Collection Campaign

Take a look at Aquarium's Collection Campaign Preview

If you have a large corpus of new, unlabeled data, Aquarium's Collection Campaign feature helps you quickly collect the subset you actually want to use—without the need for someone to manually review the full corpus.

Based on a set of difficult edge cases identified in a pre-existing Issue, you can find more examples similar to these. You can then send these examples to a labeling provider, use them to retrain your model, and get the most model improvement for the least labeling cost!

This feature is currently in early preview (pre-alpha). Please reach out to us and let us know if you'd like to give it a try!

User Guide (Pre-Alpha)

This feature is currently still in pre-alpha 🧪, with active improvements in the pipeline. As a result, you may encounter some rough edges when using it.

Please direct any feedback or issues back to Aquarium staff using your most convenient contact method. Thanks for trying this out!

This guide runs through the complete flow of setting up a Collection Campaign and collecting new, unlabeled data similar to those you've previously identified in an Issue.
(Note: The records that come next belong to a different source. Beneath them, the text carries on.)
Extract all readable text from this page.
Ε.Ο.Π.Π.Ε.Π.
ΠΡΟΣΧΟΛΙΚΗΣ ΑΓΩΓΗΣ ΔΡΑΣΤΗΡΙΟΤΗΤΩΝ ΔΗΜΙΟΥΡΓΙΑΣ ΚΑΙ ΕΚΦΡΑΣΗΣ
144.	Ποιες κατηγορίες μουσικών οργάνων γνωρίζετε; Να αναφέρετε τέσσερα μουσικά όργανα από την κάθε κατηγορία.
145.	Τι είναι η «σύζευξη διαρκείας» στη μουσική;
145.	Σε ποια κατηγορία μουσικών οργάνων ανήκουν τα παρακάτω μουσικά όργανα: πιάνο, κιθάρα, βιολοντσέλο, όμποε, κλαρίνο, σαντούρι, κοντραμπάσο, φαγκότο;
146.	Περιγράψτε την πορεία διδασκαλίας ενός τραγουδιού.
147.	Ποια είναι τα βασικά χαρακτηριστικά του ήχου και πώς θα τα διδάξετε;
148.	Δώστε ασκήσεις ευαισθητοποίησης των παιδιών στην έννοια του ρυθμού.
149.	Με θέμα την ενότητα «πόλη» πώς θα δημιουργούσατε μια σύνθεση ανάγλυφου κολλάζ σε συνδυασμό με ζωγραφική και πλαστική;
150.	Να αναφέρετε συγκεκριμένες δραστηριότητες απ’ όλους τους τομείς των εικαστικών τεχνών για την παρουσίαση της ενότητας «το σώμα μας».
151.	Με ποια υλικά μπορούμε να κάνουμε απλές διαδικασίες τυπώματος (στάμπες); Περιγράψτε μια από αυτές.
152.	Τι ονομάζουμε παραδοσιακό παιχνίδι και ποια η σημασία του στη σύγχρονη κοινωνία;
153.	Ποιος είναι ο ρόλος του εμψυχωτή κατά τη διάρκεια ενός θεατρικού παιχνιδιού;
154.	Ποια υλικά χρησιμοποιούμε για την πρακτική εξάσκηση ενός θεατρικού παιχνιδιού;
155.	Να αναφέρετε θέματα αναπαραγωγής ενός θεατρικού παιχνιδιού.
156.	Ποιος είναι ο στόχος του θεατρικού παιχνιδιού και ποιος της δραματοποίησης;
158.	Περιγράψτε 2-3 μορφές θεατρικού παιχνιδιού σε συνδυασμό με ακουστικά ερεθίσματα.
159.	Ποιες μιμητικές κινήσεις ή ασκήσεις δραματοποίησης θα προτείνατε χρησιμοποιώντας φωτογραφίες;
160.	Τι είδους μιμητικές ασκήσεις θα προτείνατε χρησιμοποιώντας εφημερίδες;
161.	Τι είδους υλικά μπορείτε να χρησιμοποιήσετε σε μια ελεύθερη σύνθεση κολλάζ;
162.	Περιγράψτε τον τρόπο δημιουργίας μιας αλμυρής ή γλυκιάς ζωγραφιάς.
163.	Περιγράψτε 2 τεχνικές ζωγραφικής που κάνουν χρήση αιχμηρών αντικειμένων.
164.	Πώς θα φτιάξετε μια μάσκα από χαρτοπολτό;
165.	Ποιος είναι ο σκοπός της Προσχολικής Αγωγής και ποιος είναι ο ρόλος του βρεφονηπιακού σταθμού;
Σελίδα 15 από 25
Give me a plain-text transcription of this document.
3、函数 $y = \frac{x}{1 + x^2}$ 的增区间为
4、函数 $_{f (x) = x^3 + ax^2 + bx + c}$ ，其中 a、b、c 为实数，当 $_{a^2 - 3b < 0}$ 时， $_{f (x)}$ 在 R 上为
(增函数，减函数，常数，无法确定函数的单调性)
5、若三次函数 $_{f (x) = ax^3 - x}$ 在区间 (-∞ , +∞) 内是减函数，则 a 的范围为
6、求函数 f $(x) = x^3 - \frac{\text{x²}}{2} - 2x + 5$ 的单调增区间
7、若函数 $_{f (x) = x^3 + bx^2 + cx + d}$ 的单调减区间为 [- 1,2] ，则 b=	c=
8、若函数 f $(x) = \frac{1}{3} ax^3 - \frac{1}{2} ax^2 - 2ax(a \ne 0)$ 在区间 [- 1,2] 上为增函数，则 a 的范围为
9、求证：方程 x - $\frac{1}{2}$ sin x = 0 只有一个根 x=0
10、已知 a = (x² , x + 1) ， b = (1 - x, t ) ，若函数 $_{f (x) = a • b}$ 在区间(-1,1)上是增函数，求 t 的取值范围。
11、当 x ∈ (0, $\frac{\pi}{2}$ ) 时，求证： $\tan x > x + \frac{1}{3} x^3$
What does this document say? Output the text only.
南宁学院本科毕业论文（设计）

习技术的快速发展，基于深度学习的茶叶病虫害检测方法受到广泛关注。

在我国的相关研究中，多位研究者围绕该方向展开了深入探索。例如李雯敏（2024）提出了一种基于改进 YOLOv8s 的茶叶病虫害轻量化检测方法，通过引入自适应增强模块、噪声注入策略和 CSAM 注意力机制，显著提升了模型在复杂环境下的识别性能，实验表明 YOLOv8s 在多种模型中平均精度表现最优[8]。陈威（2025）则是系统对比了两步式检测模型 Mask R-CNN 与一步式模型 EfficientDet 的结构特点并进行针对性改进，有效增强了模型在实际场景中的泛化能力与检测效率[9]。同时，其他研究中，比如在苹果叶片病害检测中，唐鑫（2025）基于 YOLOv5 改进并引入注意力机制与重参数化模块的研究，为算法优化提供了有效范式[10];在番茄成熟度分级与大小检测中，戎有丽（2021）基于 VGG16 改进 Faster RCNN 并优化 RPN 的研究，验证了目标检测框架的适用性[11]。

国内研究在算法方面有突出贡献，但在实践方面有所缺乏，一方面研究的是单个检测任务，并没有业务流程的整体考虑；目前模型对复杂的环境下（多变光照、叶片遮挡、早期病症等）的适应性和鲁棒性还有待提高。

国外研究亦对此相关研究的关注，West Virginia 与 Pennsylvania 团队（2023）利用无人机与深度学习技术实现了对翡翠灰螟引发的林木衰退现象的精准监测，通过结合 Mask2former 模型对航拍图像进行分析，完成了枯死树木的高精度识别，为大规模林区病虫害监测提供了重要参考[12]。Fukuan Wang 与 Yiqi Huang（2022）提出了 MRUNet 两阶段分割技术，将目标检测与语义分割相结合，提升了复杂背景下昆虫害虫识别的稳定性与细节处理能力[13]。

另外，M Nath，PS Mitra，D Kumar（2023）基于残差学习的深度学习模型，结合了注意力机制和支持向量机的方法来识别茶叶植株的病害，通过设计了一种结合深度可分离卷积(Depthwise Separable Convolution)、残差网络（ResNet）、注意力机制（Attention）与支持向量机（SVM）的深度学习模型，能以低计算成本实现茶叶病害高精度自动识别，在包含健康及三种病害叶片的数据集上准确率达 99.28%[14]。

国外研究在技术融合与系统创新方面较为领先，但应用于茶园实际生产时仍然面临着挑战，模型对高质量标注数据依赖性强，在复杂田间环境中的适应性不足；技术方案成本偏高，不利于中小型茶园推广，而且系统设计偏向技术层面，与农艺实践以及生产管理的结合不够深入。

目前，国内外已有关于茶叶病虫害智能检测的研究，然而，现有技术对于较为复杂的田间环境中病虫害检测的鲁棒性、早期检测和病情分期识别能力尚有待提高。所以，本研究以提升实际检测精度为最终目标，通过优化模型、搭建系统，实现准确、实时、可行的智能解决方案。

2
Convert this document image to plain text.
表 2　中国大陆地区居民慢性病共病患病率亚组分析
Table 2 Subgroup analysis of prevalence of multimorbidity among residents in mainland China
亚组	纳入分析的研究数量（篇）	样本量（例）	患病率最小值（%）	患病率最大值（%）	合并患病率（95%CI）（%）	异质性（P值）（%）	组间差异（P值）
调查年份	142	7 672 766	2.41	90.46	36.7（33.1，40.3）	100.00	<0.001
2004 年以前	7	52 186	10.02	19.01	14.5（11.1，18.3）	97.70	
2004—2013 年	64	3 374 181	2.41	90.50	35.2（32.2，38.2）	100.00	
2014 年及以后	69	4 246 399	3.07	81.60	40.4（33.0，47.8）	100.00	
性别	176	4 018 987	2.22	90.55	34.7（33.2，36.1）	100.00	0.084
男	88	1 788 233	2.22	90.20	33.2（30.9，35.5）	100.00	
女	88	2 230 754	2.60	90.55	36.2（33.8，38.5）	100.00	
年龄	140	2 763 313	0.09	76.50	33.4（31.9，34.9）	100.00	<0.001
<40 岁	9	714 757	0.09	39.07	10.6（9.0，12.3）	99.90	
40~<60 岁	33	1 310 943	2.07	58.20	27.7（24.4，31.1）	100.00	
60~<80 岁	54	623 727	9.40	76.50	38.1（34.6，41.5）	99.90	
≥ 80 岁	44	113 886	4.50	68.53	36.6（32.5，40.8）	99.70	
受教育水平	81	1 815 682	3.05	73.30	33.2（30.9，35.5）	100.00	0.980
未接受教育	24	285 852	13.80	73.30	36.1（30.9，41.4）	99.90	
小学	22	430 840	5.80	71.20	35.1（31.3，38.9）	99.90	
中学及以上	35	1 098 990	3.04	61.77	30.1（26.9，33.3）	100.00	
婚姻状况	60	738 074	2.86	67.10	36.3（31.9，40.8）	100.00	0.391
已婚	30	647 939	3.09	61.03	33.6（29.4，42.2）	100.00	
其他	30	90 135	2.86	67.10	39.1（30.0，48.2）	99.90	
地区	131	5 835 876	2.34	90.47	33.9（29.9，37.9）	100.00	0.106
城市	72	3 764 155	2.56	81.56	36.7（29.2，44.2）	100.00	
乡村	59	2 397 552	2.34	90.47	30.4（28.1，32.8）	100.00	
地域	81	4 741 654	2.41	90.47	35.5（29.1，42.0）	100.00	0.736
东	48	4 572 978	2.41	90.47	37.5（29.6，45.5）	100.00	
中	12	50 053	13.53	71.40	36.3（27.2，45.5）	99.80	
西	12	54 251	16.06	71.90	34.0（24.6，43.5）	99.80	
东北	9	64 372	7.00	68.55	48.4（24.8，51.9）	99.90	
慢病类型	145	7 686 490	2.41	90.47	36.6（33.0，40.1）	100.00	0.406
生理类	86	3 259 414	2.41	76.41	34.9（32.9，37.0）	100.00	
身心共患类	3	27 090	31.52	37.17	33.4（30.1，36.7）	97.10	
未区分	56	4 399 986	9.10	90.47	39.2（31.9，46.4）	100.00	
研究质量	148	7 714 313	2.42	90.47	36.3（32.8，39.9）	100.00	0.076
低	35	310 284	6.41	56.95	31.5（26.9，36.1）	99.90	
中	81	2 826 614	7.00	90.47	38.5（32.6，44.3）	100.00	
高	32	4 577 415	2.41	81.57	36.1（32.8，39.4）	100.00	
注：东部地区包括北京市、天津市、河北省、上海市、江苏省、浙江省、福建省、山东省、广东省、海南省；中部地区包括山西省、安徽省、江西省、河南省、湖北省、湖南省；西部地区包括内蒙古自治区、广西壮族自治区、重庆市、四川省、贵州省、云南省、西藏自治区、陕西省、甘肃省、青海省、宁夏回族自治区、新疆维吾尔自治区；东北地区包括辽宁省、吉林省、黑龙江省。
The flow will be something like this:

Collection Campaign Flow

Requirements

In order to successfully create a Collection Campaign, the following requirements must be met:

  • This feature will only work on Issues where all of the contained elements come from Datasets and Inference Sets uploaded on or after January 11th, 2021.

  • All elements within the Issue must be from the same Dataset or Inference Set.

    • NOTE: This means that an Issue can't have an element from a dataset and an element from the dataset's corresponding inference set. Those count as distinct sets.

  • Embeddings must be generated for the data corpus being searched through.

    • Whatever model you use to generate the new corpus's embeddings must be the same model you used to generate the Issue elements' embeddings.

  • The data corpus must have its data accessible to Aquarium (URLs, GCS paths, etc.), much like how it currently is for uploaded Datasets and Inference Sets.

1. Start a Collection Campaign (Web App)

In order to start a Collection Campaign, first navigate to the Issues tab in the web app.

Since this feature is still in pre-alpha, you'll need to flip a feature flag to enable collection campaigns. To do this, go into your browser's Javascript console and enter the following command:

window.localStorage.setItem("aquarium_feature_flag_collection_campaigns", true);

After hard-refreshing (ctrl-shift-R), this should enable the Collection Campaign interface for your current browser session.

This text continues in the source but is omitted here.